The project covers a good range of methods from class and experiments with an additional bootstrap approach. The presentation is scholarly; most of the time there is a good balance between text, figures, code and results (in a few places, too much R output is presented).
The decision to log-transform is appropriate.
The goal is to inform emergency response efficiency and road safety measures and policy decisions to reduce fatalities, and developing a reasonable time series model does seem to support those things but perhaps the project could have made this connection more concrete (or at least conjectured about this).
The report is reproducible from the provided code.
Section numbers, figure numbers and captions would help the reader.
Frequency is easier to read in unit of cycles per year.

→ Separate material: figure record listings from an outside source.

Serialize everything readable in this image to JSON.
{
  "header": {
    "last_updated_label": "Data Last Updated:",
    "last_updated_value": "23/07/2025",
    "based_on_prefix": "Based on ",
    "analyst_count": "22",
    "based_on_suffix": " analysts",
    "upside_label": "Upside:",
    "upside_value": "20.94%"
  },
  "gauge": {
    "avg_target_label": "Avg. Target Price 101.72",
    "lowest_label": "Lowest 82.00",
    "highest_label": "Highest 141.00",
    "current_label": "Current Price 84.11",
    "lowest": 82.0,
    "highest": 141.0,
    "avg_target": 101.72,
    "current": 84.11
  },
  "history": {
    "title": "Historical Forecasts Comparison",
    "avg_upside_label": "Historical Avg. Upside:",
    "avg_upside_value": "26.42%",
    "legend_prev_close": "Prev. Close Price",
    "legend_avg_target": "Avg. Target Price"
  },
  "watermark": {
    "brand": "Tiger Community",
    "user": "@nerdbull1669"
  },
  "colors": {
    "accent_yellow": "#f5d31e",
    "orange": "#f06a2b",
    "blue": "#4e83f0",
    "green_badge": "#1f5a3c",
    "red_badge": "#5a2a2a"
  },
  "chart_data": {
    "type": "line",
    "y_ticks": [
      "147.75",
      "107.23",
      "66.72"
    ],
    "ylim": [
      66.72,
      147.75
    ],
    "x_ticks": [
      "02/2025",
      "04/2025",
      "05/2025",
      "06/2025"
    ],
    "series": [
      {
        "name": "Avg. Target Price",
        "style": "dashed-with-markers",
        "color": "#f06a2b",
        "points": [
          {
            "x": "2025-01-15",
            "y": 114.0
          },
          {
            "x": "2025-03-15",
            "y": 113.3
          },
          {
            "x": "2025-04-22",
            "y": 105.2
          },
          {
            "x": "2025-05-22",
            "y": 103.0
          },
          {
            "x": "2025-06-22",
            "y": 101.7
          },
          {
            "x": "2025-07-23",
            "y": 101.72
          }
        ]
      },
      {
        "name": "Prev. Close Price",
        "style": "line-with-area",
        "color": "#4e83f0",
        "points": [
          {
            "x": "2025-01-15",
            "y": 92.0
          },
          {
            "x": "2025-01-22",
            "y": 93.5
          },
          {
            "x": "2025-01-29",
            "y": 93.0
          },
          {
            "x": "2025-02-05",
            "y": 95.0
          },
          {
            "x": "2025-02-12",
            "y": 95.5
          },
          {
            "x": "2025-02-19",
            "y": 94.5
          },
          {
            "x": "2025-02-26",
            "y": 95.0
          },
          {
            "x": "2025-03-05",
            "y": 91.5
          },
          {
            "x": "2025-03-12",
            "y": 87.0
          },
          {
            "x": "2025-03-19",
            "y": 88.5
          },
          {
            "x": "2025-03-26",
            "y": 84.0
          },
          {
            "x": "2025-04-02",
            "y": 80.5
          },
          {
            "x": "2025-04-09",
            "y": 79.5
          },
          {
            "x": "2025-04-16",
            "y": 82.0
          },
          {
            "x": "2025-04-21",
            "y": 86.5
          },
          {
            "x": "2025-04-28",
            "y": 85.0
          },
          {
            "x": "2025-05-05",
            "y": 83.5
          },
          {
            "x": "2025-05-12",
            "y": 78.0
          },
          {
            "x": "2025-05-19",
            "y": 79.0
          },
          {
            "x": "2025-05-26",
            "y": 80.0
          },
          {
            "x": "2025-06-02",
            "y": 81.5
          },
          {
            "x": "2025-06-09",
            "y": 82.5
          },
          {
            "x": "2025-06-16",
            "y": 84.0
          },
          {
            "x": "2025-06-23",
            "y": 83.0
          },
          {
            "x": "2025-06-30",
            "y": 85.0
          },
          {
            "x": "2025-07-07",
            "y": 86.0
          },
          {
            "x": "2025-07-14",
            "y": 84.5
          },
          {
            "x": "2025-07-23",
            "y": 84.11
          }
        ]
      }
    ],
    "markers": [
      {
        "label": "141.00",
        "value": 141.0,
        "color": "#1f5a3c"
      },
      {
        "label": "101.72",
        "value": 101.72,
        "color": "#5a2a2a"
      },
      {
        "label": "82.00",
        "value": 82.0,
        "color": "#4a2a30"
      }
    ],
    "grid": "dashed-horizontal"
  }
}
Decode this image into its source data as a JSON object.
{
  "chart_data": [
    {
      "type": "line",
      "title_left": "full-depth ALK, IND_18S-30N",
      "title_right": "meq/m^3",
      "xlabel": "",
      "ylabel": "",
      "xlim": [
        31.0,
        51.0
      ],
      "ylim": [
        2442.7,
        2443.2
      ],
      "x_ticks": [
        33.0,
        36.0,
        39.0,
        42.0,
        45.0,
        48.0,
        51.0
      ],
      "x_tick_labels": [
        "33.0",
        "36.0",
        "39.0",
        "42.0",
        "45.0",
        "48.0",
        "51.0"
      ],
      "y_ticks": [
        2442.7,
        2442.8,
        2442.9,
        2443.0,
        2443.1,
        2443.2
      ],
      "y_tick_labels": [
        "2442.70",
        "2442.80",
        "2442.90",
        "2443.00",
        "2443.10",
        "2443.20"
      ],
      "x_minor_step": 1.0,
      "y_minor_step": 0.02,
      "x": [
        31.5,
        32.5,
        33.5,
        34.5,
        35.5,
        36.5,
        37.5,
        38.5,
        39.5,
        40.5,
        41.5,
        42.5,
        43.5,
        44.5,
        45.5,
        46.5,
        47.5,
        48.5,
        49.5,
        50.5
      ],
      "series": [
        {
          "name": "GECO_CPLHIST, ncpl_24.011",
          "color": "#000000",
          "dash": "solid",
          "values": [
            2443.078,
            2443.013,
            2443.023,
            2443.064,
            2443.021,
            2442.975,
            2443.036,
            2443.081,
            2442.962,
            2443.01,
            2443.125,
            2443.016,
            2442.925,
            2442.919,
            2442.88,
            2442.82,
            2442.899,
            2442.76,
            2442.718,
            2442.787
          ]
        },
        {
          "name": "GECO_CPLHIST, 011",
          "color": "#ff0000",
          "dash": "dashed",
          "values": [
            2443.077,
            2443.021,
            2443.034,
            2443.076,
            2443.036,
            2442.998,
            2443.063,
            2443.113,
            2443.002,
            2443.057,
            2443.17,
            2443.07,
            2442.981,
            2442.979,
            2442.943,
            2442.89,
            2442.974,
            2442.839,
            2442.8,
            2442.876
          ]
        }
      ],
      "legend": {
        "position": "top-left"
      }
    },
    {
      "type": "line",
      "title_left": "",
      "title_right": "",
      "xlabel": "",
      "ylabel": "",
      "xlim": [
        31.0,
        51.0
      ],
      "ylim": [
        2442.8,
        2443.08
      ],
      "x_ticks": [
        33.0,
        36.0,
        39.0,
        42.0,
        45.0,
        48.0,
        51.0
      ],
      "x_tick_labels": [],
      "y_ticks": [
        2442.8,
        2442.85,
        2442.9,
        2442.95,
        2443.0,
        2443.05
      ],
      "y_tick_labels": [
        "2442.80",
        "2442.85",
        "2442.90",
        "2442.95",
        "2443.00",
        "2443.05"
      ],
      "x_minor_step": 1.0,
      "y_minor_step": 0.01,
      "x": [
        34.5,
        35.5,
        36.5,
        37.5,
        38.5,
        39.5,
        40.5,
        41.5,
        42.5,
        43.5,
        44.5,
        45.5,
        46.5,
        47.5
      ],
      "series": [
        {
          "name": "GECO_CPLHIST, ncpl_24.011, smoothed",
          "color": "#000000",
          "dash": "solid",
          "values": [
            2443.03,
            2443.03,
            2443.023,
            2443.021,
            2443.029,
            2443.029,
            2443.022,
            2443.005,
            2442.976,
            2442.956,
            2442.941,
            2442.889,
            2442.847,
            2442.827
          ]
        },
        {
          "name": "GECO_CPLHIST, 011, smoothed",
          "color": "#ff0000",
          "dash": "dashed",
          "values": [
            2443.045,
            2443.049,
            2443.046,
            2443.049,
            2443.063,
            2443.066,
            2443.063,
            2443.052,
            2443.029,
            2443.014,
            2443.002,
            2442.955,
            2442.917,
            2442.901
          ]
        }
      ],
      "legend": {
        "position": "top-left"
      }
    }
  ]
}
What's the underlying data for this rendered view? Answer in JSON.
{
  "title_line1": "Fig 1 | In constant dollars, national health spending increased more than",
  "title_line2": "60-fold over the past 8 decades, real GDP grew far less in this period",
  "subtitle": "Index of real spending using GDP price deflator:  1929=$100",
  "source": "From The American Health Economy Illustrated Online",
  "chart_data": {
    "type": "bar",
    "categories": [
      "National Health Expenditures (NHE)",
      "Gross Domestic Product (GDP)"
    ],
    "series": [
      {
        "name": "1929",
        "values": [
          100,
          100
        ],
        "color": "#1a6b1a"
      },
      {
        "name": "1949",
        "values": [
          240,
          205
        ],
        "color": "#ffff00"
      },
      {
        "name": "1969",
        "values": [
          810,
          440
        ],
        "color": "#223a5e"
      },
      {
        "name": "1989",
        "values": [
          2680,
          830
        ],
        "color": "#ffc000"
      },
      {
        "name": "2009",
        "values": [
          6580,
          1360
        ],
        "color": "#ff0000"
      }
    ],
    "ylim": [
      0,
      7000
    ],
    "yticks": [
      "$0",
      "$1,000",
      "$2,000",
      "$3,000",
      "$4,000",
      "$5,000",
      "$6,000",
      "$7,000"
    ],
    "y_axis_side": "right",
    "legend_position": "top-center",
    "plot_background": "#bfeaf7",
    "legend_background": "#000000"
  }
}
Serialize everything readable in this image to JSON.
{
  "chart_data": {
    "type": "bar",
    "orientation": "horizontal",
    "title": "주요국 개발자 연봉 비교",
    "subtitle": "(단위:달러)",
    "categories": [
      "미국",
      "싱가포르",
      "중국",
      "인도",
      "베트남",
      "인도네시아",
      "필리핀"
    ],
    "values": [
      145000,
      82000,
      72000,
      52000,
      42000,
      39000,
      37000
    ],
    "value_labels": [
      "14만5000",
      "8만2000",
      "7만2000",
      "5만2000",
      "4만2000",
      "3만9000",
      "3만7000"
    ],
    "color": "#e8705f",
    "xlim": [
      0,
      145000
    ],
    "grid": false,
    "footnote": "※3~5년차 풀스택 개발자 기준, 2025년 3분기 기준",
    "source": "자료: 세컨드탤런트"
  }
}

AIC boostrap standard errors is an interesting idea. However, we are most interested in the difference between AIC values, so it is not clear how much the bootstrap errors help with those interpretations. We could do a bootstrap as an alternative to a likelihood ratio test, for example.
The AIC table has some mathematical inconsistencies (nested models with impossibly higher likelihoods) which should be noted.
The Box-Ljung test has a p-value of 0.6688 but a comment (that is not clarified in the text or code) that “Using this test, we obtain a p-value less than 0.05 in some runs, which suggests that significant autocorrelation remains.” This is unclear.
The seasonality is very evident here, so it seems more time should be spent on SARIMA than ARIMA.
The SARMA(1,1)x(1,1) looks competitive and simple, and much better than ARMA(3,1). Why did auto.arima not find that? Perhaps it was not told about the period?
auto.arima()
is a reasonable algorithm, but why are
its choices “most appropriate”? Its goal is to do a reasonable job when
analyzing too many time series to permit individual attention by a
trained time series analyst. It does not claim to be better than
carefully reasoned model selection.
No reference is made to previous 531 midterm projects. This makes it harder for the reader to put this project into the context of previous projects. A stated requirement for this assignment was to learn from the successes and failures of previous projects.